You can imagine him being haunted by the conversations that began to spring up in recent weeks: how the championship was over and the extent to which depression stalked the land as another Kilkenny All-Ireland assumed the status of the inevitable.
Cody’s first All-Ireland as a player came against Galway 37 years ago. Coincidentally it was greeted as evidence that the team of that era – three All-Irelands in four years – was possibly the greatest of all time.
The win was also the last MacCarthy Cup success of the team coach, Fr Tommy Maher, who took the county to seven All-Irelands in 18 seasons – a feat made all the more remarkable by the presence in those same years of the great Tipperary team of the 1960s, the Cork three-in-a-row side of the 1970s and, within Leinster, a frequently menacing Wexford.
Maher’s coaching genius made Kilkenny the pre-eminent modern hurling power.

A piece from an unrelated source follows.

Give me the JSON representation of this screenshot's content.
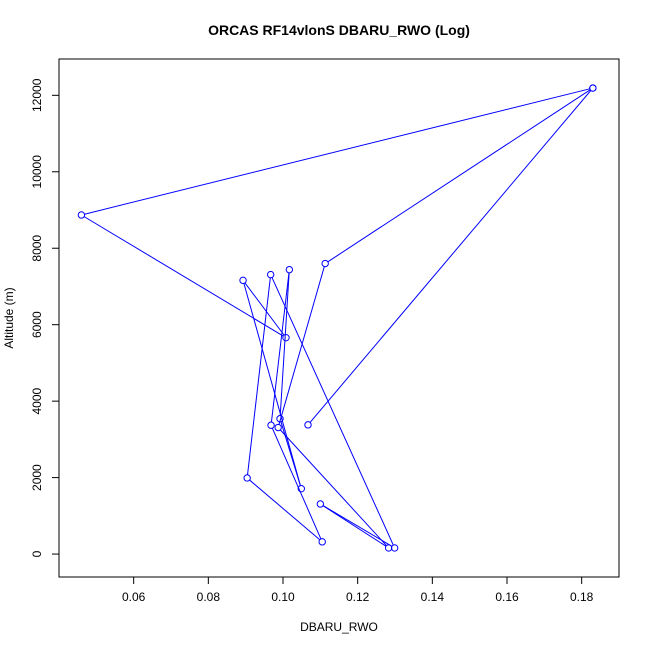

Since his first year in 1957 when, by his own account, he reluctantly agreed to take on the team, Kilkenny have won 20 All-Irelands, whereas Cork and Tipperary have managed 11 and 10 respectively.
The 13 that weren’t won under Maher’s baton were all conducted by his apprentices; every single successful manager, including Cody, had played for him in the 1950s, ’60s or ’70s – a more direct and fruitful legacy than even Kevin Heffernan’s in Dublin football.
The Godfather of Modern Hurling – the Fr Tommy Maher story by Enda McEvoy (Ballpoint Press, €14.99) recounts the achievement.
In an age which future historians will have no difficulty in chronicling, such is the volume of publications detailing individuals and events, we sometimes forget how patchy the literature of the GAA was before the 1990s.
This is a terrific book, which illuminates a story and a personality about which surprisingly little has been told.